台風18号は17日深夜、京都府を通過し、京滋は激しい風雨に見舞われた。鉄道が運休し、一部市町では避難指示が発令されるなど、生活に影響が出た。

 京都地方気象台は京都府全域に大雨、洪水、暴風警報を、府北部の日本海側に波浪警報を発表した。降り始めからの雨量は18日午前0時現在、福知山市坂浦で190・5ミリ、宮津市で190ミリを記録した。

 京丹後市の網野町と丹後町、宮津市、与謝野町、伊根町では1時間に約90ミリの猛烈な雨が降り、記録的短時間大雨情報が出された。京丹後、宮津、福知山の3市と与謝野町で、民家への浸水や道路冠水が発生している。けが人はいないという。

 府などは京都市や福知山市など7市2町に土砂災害警戒情報を出した。綾部市は、豊里地域など2984世帯6639人に、与謝野町は加悦地域など775世帯1820人に避難指示を出した。

 このほか京都市左京区花背、京丹後市、福知山市、与謝野町など6市2町で避難勧告が出た。府によると午前0時現在、府北部の10河川で氾濫危険水位を超えている。伊根町によると、同町本庄上で筒川が氾濫した。

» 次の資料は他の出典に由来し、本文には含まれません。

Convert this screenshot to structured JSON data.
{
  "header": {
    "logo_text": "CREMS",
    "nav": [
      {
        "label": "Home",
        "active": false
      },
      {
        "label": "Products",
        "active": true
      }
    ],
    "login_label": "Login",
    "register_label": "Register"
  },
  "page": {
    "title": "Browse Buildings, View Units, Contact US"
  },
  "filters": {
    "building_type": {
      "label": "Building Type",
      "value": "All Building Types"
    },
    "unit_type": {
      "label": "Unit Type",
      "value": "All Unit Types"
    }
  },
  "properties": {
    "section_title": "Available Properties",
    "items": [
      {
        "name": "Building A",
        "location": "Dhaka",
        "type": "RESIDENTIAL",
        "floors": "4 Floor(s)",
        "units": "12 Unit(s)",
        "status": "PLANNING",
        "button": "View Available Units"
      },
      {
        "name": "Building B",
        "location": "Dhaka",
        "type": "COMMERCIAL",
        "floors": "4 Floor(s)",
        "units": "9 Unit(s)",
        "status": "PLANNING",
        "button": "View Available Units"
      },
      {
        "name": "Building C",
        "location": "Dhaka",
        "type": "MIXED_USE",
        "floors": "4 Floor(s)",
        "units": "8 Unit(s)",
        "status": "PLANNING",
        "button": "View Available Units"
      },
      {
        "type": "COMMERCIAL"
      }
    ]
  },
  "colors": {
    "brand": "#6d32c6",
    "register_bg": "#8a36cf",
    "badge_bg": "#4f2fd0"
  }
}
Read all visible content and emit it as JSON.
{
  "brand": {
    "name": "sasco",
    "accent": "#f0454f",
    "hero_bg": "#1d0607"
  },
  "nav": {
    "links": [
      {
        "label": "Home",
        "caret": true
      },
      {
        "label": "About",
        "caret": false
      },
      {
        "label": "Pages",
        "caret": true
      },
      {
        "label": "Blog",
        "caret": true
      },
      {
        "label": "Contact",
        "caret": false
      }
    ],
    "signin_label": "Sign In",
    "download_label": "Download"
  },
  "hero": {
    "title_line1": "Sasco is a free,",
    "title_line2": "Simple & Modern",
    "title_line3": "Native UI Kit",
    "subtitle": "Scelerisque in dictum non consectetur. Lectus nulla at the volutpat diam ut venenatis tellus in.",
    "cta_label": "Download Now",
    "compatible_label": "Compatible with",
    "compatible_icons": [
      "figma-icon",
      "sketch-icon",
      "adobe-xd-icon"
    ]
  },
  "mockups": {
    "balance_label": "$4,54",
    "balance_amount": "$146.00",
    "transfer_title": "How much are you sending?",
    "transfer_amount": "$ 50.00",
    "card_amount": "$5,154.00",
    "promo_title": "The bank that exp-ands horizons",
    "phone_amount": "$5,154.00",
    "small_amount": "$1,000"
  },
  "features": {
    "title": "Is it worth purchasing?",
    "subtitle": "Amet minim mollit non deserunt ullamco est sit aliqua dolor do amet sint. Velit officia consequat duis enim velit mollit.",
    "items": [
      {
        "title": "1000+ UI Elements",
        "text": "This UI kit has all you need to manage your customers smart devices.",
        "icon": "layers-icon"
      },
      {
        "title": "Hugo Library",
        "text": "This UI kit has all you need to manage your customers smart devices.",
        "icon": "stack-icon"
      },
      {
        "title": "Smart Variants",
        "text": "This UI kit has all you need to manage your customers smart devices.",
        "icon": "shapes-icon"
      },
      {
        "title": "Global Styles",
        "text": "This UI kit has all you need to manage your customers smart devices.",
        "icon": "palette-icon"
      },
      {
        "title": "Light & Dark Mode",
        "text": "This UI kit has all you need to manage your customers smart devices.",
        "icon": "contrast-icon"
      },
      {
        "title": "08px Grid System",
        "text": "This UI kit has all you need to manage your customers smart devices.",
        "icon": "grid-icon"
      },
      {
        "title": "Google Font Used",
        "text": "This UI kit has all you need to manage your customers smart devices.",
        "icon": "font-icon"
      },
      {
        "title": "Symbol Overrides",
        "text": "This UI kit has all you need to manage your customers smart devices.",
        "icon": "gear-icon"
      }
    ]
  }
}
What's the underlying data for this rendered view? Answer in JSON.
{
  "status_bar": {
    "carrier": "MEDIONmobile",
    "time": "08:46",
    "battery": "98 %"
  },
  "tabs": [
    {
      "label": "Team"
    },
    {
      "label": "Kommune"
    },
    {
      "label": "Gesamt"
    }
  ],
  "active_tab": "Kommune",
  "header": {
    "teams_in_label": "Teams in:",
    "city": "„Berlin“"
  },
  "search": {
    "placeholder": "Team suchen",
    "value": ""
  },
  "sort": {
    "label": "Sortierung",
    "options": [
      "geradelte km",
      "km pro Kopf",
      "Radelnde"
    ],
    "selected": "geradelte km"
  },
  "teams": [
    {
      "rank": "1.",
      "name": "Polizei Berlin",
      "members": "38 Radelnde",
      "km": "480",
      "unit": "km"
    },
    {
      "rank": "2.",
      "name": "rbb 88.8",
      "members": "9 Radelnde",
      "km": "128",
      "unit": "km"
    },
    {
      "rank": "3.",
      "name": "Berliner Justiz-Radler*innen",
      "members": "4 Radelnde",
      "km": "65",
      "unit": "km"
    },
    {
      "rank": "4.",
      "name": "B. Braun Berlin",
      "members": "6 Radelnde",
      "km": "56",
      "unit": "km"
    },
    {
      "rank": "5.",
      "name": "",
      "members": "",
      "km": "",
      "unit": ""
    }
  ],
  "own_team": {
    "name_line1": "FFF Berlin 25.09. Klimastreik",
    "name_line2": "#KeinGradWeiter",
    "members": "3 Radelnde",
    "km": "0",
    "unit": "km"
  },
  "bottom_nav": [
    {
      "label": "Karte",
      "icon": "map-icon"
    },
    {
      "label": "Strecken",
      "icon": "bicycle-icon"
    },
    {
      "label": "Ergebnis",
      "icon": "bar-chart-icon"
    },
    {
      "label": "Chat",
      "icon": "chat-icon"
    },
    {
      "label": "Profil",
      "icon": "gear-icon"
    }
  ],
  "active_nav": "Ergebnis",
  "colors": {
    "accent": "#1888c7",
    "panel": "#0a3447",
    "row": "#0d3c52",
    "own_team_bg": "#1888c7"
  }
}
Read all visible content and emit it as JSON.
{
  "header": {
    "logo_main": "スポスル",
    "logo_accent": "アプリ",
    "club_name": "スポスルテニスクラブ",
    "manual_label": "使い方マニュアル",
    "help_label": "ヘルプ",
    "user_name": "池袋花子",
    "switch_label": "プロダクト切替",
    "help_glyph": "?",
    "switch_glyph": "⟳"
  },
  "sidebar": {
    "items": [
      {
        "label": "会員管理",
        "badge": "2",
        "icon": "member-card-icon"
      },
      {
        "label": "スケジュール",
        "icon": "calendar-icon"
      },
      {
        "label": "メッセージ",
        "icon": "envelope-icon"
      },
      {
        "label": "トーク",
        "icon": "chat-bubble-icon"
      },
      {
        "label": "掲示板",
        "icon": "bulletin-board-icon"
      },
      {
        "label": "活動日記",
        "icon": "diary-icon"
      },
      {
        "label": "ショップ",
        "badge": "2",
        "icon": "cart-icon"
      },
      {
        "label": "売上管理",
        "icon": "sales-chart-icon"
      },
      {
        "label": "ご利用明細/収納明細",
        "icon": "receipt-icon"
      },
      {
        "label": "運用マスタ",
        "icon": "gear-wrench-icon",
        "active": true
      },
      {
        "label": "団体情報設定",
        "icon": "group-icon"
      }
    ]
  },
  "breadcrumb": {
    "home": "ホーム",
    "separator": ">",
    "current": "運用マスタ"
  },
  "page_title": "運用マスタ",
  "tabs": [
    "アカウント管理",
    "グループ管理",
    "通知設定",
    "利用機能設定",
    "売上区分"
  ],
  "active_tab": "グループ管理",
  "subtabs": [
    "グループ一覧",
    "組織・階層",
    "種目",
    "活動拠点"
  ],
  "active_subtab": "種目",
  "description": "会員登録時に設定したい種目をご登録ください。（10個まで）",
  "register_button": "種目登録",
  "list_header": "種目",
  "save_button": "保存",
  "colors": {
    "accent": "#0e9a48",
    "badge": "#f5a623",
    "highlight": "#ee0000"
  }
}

 17日午後10時35分ごろ、京都市左京区の賀茂大橋下流約100メートルの鴨川で、男子大学生2人が立ちすくんでいるのを、消防隊員が発見し、救助した。2人は足に軽傷を負った。川の中の飛び石を渡っていたという。

 午後7時ごろ、宇治市小倉町で自転車の女性(63)が強風で転倒し、右足の骨を折る重傷を負った。和束町木屋の国道163号線では、強風による倒木で道路の一部がふさがれた。

 彦根地方気象台は滋賀県内全域に大雨、暴風警報、南西部や湖北などで洪水警報を発表。18日午前0時現在、降り始めからの雨量は朽木平良で146ミリ、甲賀市土山が89・5ミリ。関西電力によると、高島市を中心に最大で約2500軒の停電があった。

 鉄道は、運休や間引き運転が行われた。JR西日本は昼過ぎから在来線の福知山線、山陰線の一部区間、舞鶴線全線で運転を見合わせた。東海道線や湖西線などの一部区間は、夕方ごろから順次本数を半減。特急列車は京阪神で計140本が運休した。